Technology exhibitors should prepare screens, tablets, demo accounts, chargers, backup files, and reset steps before move-in at McCormick Place.
McCormick Place Setup Notes for Technology Exhibitors
After the screen flow and booth message are set, restaurant technology exhibitors should plan how the demo will run on-site at McCormick Place. Screens, tablets, demo devices, chargers, cables, printed notes, lead capture tools, and backup files should be packed and labeled before move-in.
A tech booth can lose momentum if a screen, tablet, login, or demo account is not ready. The team should know which devices need power, which screen shows the main workflow, where backup files are stored, and how to reset the demo between visitor conversations.
For device setup, freight timing, staff handoff, and show-site preparation, logistics and pre-show coordination can help exhibitors get the booth ready before the floor opens.
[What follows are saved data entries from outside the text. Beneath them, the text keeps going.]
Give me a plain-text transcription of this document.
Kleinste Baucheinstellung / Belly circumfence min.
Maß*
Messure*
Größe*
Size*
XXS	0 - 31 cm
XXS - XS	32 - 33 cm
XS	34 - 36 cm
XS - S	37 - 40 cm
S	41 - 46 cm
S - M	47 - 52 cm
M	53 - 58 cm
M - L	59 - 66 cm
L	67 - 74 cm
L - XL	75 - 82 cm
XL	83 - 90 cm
Restaurant Technology Booth Planning Checklist
Before booth production or show-site setup begins, restaurant technology exhibitors should check the main demo details:
Define the technology type: POS, ordering, kiosk, automation, AI tool, or hospitality software
Build a short screen flow from use case to action to outcome
Keep the first demo simple for aisle traffic, with a deeper walkthrough ready for serious buyers
Separate the demo screen, buyer discussion, and lead capture area when space allows
Choose booth size based on screen viewing, staff explanation, operator questions, and lead capture needs
Prepare screens, tablets, chargers, cables, demo accounts, backup files, and reset steps before move-in
FAQ
These questions help restaurant technology exhibitors check the demo before the booth is built.
How should restaurant technology exhibitors plan a demo booth for the National Restaurant Show?
Start with the workflow buyers need to understand first. A POS system, ordering tool, kiosk, automation platform, AI restaurant tool, or hospitality software should show a clear use case, a short screen flow, and a natural path into questions.
What should a restaurant technology booth include?
A restaurant technology booth may include demo screens, tablets, workflow visuals, lead capture tools, printed notes, staff explanation space, and a small meeting area. The setup should help operators, IT teams, and buyers see how the system fits daily restaurant operations.
What booth size works for restaurant technology exhibitors?
A 10x20 booth often works well for one screen demo, quick staff explanation, buyer conversation, and lead capture. A 20x20 booth may fit better when exhibitors need multiple demo stations, a larger workflow story, or more meeting space.